Depth-first search always expands the deepest node in the frontier first. It could be implemented as a call to BEST-FIRST-SEARCH where the evaluation function $f$ is the negative of the depth. However, it is usually implemented not as a graph search but as a tree-like search that does not keep a table of reached states.

The search proceeds immediately to the deepest level of the search tree, where the nodes have no successors. The search then “backs up” to the next deepest node that still has unexpanded successors.

The goal test is applied when a node is extracted from the frontier.

Evaluation

Depth-first search is not cost-optimal; it returns the first solution it finds, even if it is not cheapest.

For finite state spaces that are trees it is efficient and complete; for acyclic state spaces it may end up expanding the same state many times via different paths, but will (eventually) systematically explore the entire space.

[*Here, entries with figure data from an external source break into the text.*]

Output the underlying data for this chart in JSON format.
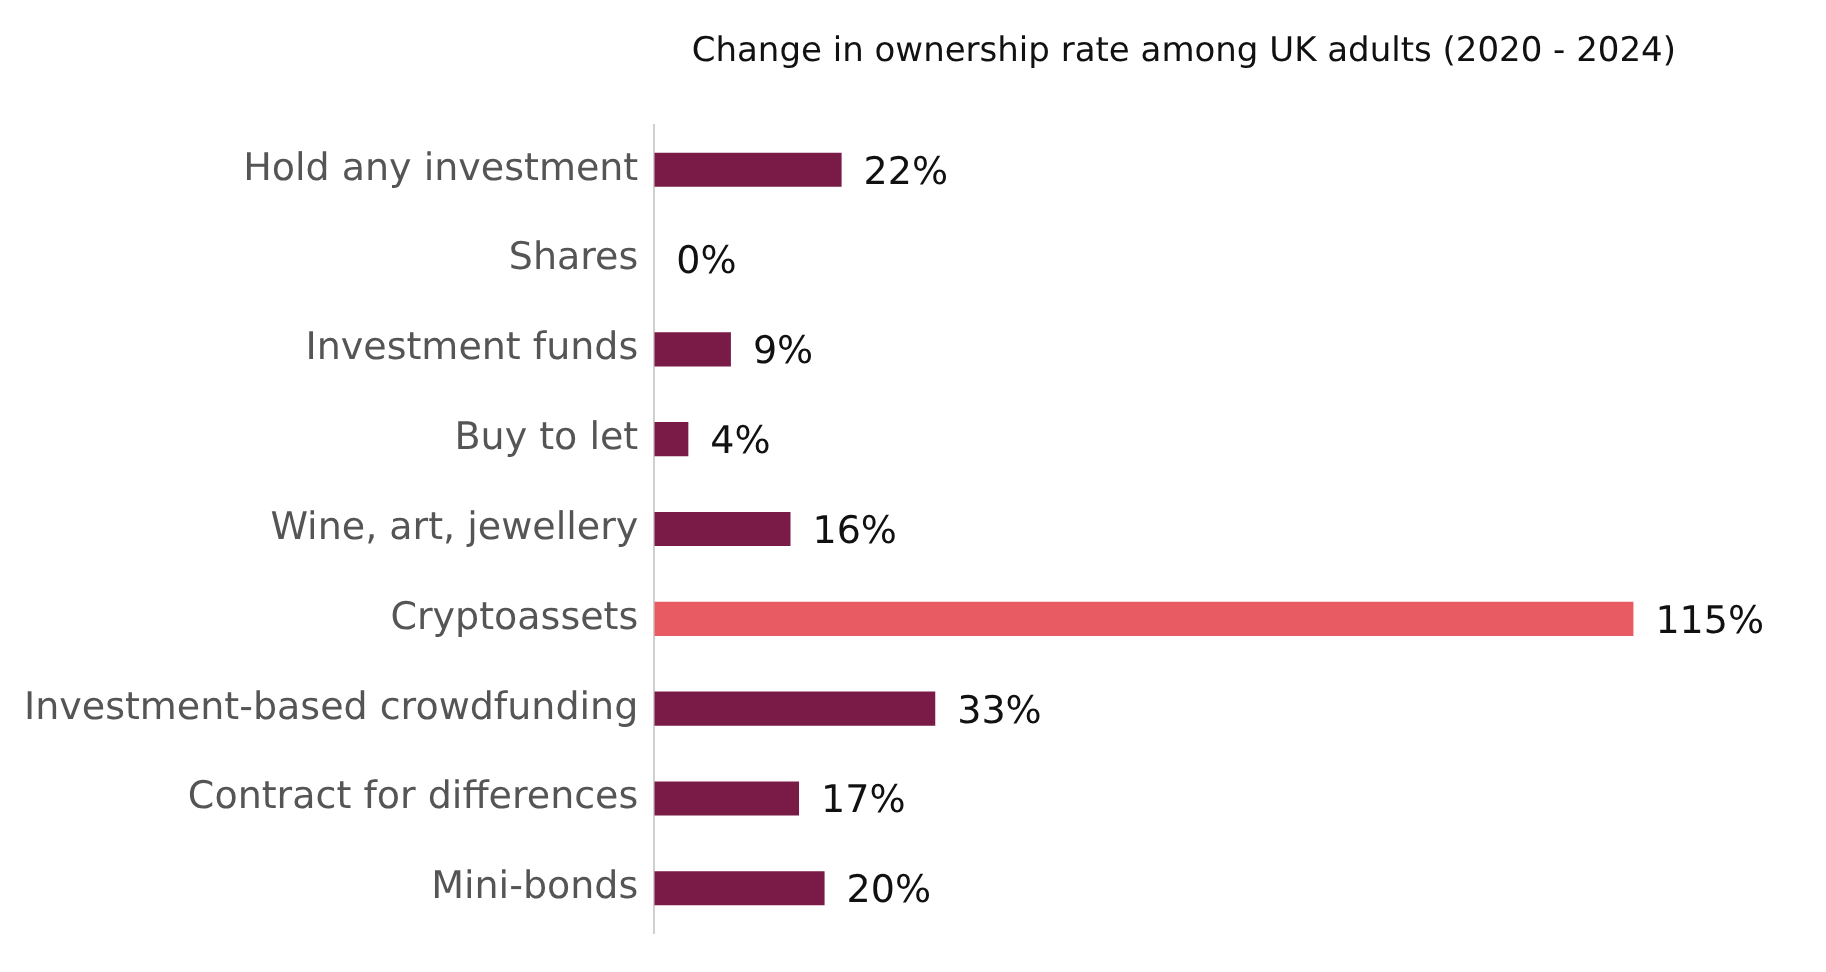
{
  "chart_data": {
    "type": "bar",
    "orientation": "horizontal",
    "title": "Change in ownership rate among UK adults (2020 - 2024)",
    "categories": [
      "Hold any investment",
      "Shares",
      "Investment funds",
      "Buy to let",
      "Wine, art, jewellery",
      "Cryptoassets",
      "Investment-based crowdfunding",
      "Contract for differences",
      "Mini-bonds"
    ],
    "values": [
      22,
      0,
      9,
      4,
      16,
      115,
      33,
      17,
      20
    ],
    "colors": [
      "#7a1a47",
      "#7a1a47",
      "#7a1a47",
      "#7a1a47",
      "#7a1a47",
      "#e95b63",
      "#7a1a47",
      "#7a1a47",
      "#7a1a47"
    ],
    "value_labels": [
      "22%",
      "0%",
      "9%",
      "4%",
      "16%",
      "115%",
      "33%",
      "17%",
      "20%"
    ]
  }
}
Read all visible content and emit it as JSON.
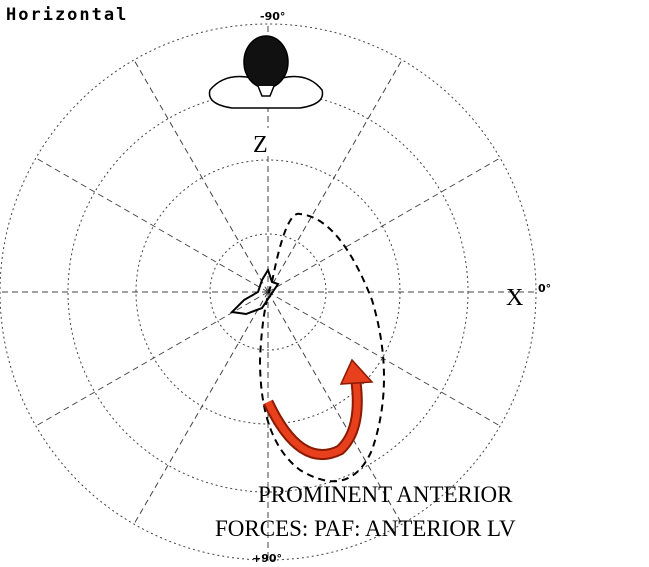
{
  "header": {
    "title": "Horizontal"
  },
  "axes": {
    "top": "-90°",
    "right": "0°",
    "bottom": "+90°",
    "z": "Z",
    "x": "X"
  },
  "annotation": {
    "lines": [
      "PROMINENT ANTERIOR",
      "FORCES: PAF: ANTERIOR LV"
    ]
  }
}
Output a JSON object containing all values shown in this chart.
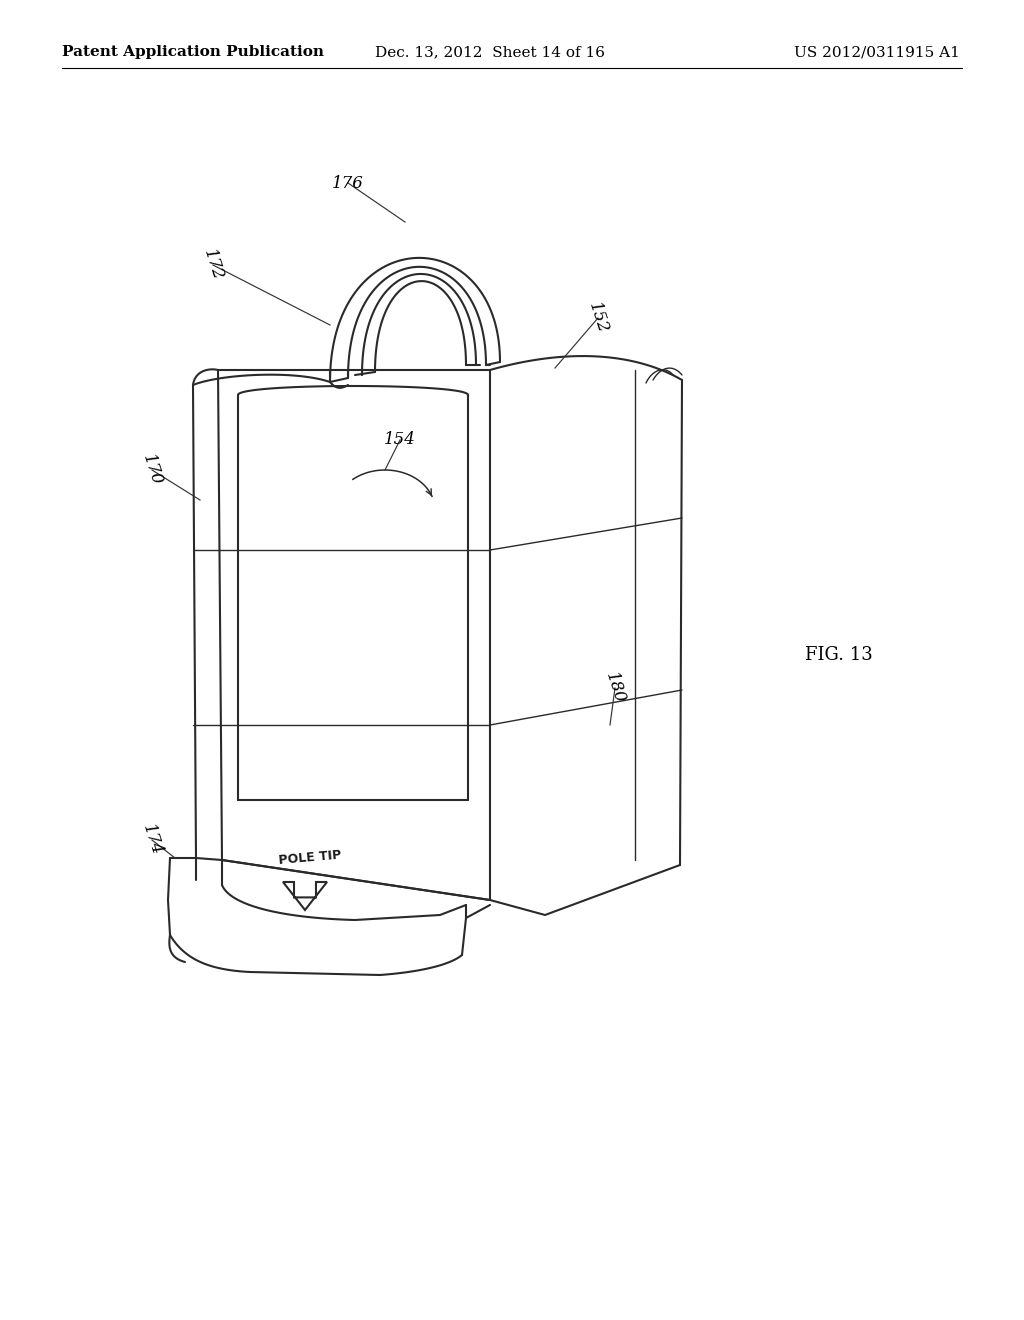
{
  "background_color": "#ffffff",
  "header_left": "Patent Application Publication",
  "header_center": "Dec. 13, 2012  Sheet 14 of 16",
  "header_right": "US 2012/0311915 A1",
  "fig_label": "FIG. 13",
  "line_color": "#2a2a2a",
  "lw_main": 1.5,
  "lw_thin": 1.0,
  "lw_leader": 0.85,
  "header_fontsize": 11,
  "label_fontsize": 12
}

In cyclic state spaces it can get stuck in an infinite loop; therefore some implementations of depth-first search check each new node for cycles. Finally, in infinite state spaces, depth-first search is not systematic: it can get stuck going down an infinite path, even if there are no cycles. Thus, depth-first search is incomplete.

Complexity

For problems where a tree-like search is feasible, depth-first search has much smaller needs for memory. We don’t keep a reached table at all, and the frontier is very small

For a finite tree-shaped state-space a depth-first tree-like search takes time proportional to the number of states, and has memory complexity of only $O(bm)$ where $m$ is the branching factor and is the maximum depth of the tree

Backtracking variant

A variant of depth-first search called backtracking search uses even less memory. In backtracking, only one successor is generated at a time rather than all successors; each partially expanded node remembers which successor to generate next. In addition, successors are generated by modifying the current state description directly rather than allocating memory for a brand-new state.

This reduces the memory requirements to just one state description and a path of $O(m)$ actions. With backtracking we also have the option of maintaining an efficient set data structure for the states on the current path, allowing us to check for a cyclic path in time $O(1)$ rather than $O(n)$.

For backtracking to work, we must be able to undo each action when we backtrack.